Conservationists Vie To Buy Forest Habitat By Juliet Eilperin, Washington Post Staff Writer
A recent U.S. Forest Service study predicted that more than 44 million acres of private forest land, an area twice the size of Maine, will be sold over the next 25 years. The consulting firm U.S. Forest Capital estimates that half of all U.S. timberland has changed hands in the past decade.

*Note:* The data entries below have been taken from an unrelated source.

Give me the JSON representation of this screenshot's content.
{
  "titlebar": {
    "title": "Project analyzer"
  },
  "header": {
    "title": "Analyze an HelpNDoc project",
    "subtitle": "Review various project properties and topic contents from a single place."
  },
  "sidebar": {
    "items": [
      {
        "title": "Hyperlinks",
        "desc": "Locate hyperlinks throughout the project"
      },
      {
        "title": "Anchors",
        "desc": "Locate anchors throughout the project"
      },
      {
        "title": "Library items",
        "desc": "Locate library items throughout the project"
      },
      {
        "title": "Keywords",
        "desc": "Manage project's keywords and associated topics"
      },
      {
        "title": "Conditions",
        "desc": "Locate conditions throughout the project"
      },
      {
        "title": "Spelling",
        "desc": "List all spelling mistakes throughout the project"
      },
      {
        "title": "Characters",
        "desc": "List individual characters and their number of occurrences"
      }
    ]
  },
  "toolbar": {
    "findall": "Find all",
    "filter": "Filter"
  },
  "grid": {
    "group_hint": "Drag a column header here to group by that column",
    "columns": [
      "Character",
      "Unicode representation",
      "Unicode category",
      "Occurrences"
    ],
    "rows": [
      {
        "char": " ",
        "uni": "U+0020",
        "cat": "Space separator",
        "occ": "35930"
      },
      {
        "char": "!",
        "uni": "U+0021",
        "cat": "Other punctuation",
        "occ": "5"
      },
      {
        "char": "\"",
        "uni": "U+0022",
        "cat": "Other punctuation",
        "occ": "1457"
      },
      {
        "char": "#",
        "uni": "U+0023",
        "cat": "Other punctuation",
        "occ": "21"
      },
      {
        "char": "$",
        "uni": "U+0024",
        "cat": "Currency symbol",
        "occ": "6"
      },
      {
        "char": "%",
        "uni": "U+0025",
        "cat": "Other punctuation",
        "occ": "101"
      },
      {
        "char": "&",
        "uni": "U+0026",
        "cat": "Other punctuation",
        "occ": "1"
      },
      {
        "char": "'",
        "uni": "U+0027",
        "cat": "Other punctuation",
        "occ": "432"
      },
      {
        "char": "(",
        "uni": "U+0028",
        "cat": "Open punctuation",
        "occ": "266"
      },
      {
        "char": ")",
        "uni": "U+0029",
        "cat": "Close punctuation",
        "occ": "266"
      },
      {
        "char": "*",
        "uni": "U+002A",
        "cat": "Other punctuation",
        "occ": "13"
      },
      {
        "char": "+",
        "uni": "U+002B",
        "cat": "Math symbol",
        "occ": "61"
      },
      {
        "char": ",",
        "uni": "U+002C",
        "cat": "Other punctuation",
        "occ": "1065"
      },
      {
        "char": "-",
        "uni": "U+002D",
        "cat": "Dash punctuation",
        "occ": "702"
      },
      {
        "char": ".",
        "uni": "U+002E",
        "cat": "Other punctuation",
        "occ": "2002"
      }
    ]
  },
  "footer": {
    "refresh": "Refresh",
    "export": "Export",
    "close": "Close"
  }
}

The Bush administration also wants to sell off forest land, by auctioning more than 300,000 acres of national forest to fund a rural school program.

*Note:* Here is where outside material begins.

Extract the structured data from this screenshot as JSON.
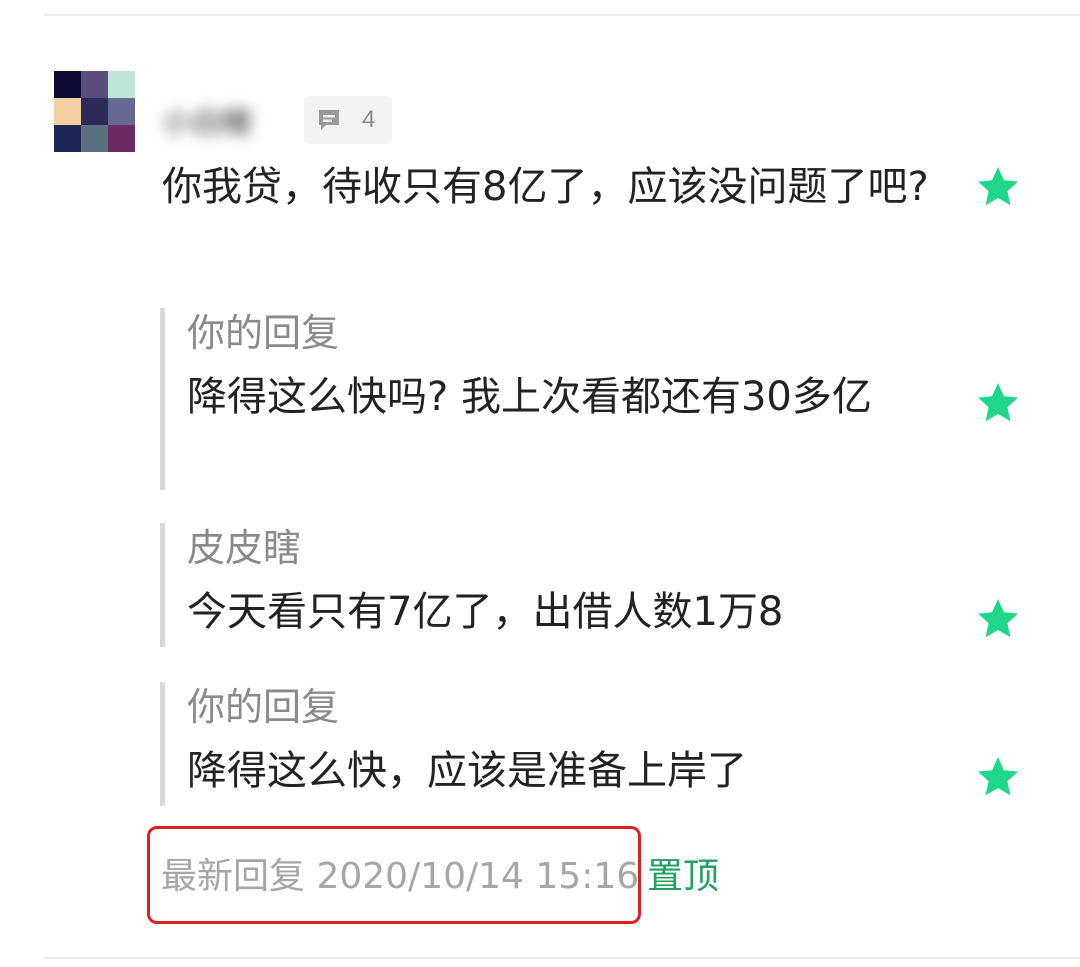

“The nation has never seen anything like this,” said Conservation Fund President Lawrence A. Selzer, whose 20-year-old group is hoping to raise $48 million in the coming months to buy the 16,000 acres that make up Big River and Salmon Creek. “It has the potential to permanently and profoundly change the landscape of America.” …
Today, a third of the U.S. land mass is forest — the same proportion as in 1907 but just 71 percent of what existed before settlement by Europeans — and 57 percent of it is privately owned. But competition from cheap imported lumber, soaring land prices and pressure from Wall Street are now prompting timber companies to sell. …
The forest sales have sparked a sense of urgency among conservationists because the holdings constitute much of the remaining intact ecosystems outside of public lands, he said: “It’s sort of like Humpty Dumpty. If they’re sold, we’ll never get them back together again.”